Innovations continue to improve pump reliability and performance:

  • Smart pumps with IoT sensors – Real-time vibration, temperature, and wear data enable predictive maintenance and reduce unplanned stops.
  • Additive manufacturing of pump parts – 3D-printed impellers and liners with complex geometries and graded materials can optimize wear distribution.
  • Advanced elastomers – New polyurethane blends and ceramic-filled rubber compounds offer better abrasion resistance than natural rubber.
  • Variable speed drives (VSDs) – Allow precise control of pump speed to match changing process conditions, reducing wear at reduced flow.

For more information on the latest slurry pump designs and case studies, refer to technical resources from Weir Minerals or the SAGIND Engineering Group, which publishes extensive white papers on pump wear and selection.

Conclusion

Selecting the right pump for abrasive slurries in mining is a systematic process that starts with accurate slurry characterization and ends with a well-maintained system operating within its designed parameters. The pump type must match the slurry’s particle size, concentration, abrasivity, and chemistry. Material selection—whether high-chrome iron, rubber, or polyurethane—is the single most important decision to extend pump life.
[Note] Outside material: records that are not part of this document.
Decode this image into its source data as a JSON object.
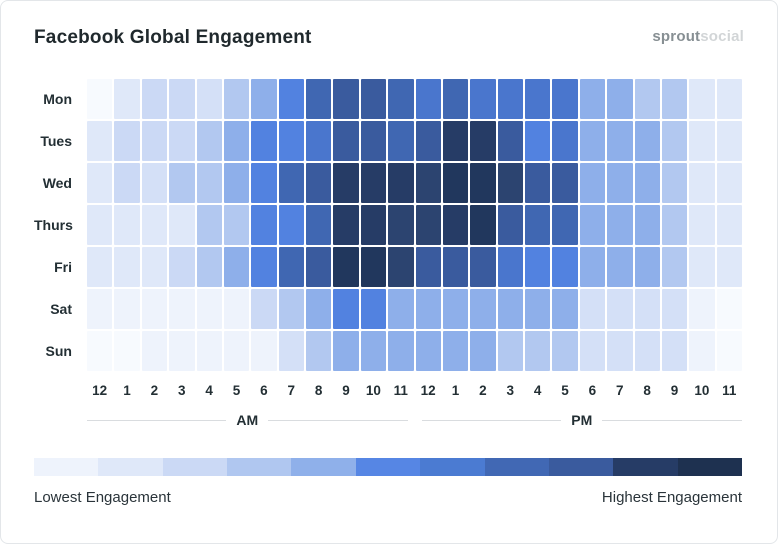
{
  "header": {
    "title": "Facebook Global Engagement",
    "logo_bold": "sprout",
    "logo_light": "social"
  },
  "chart_data": {
    "type": "heatmap",
    "title": "Facebook Global Engagement",
    "rows": [
      "Mon",
      "Tues",
      "Wed",
      "Thurs",
      "Fri",
      "Sat",
      "Sun"
    ],
    "columns": [
      "12",
      "1",
      "2",
      "3",
      "4",
      "5",
      "6",
      "7",
      "8",
      "9",
      "10",
      "11",
      "12",
      "1",
      "2",
      "3",
      "4",
      "5",
      "6",
      "7",
      "8",
      "9",
      "10",
      "11"
    ],
    "column_groups": [
      {
        "label": "AM",
        "span": 12
      },
      {
        "label": "PM",
        "span": 12
      }
    ],
    "palette": [
      "#f7fafe",
      "#eef3fc",
      "#dfe8f9",
      "#d4e0f7",
      "#cbd9f5",
      "#b2c8f0",
      "#8eafea",
      "#5282e0",
      "#4a76cd",
      "#4067b2",
      "#3a5b9e",
      "#2c4470",
      "#263c66",
      "#21375d"
    ],
    "grid": [
      [
        0,
        2,
        4,
        4,
        3,
        5,
        6,
        7,
        9,
        10,
        10,
        9,
        8,
        9,
        8,
        8,
        8,
        8,
        6,
        6,
        5,
        5,
        2,
        2
      ],
      [
        2,
        4,
        4,
        4,
        5,
        6,
        7,
        7,
        8,
        10,
        10,
        9,
        10,
        12,
        12,
        10,
        7,
        8,
        6,
        6,
        6,
        5,
        2,
        2
      ],
      [
        2,
        4,
        3,
        5,
        5,
        6,
        7,
        9,
        10,
        12,
        12,
        12,
        11,
        13,
        13,
        11,
        10,
        10,
        6,
        6,
        6,
        5,
        2,
        2
      ],
      [
        2,
        2,
        2,
        2,
        5,
        5,
        7,
        7,
        9,
        12,
        12,
        11,
        11,
        12,
        13,
        10,
        9,
        9,
        6,
        6,
        6,
        5,
        2,
        2
      ],
      [
        2,
        2,
        2,
        4,
        5,
        6,
        7,
        9,
        10,
        13,
        13,
        11,
        10,
        10,
        10,
        8,
        7,
        7,
        6,
        6,
        6,
        5,
        2,
        2
      ],
      [
        1,
        1,
        1,
        1,
        1,
        1,
        4,
        5,
        6,
        7,
        7,
        6,
        6,
        6,
        6,
        6,
        6,
        6,
        3,
        3,
        3,
        3,
        1,
        0
      ],
      [
        0,
        0,
        1,
        1,
        1,
        1,
        1,
        3,
        5,
        6,
        6,
        6,
        6,
        6,
        6,
        5,
        5,
        5,
        3,
        3,
        3,
        3,
        1,
        0
      ]
    ],
    "legend": {
      "colors": [
        "#eef3fc",
        "#dfe8f9",
        "#cbd9f5",
        "#b0c7f0",
        "#8fb0ea",
        "#5686e4",
        "#4b7bd2",
        "#4168b4",
        "#3a5b9e",
        "#263c66",
        "#1e3150"
      ],
      "min_label": "Lowest Engagement",
      "max_label": "Highest Engagement"
    }
  }
}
Equally important are proper hydraulic sizing, NPSH margin, robust seal systems, and a proactive maintenance program.

By following the guidance outlined above and leveraging manufacturer expertise, mining operations can significantly reduce total cost of ownership, minimize downtime, and improve safety for personnel handling these demanding materials. The investment in careful pump selection pays for itself many times over during the life of a mine.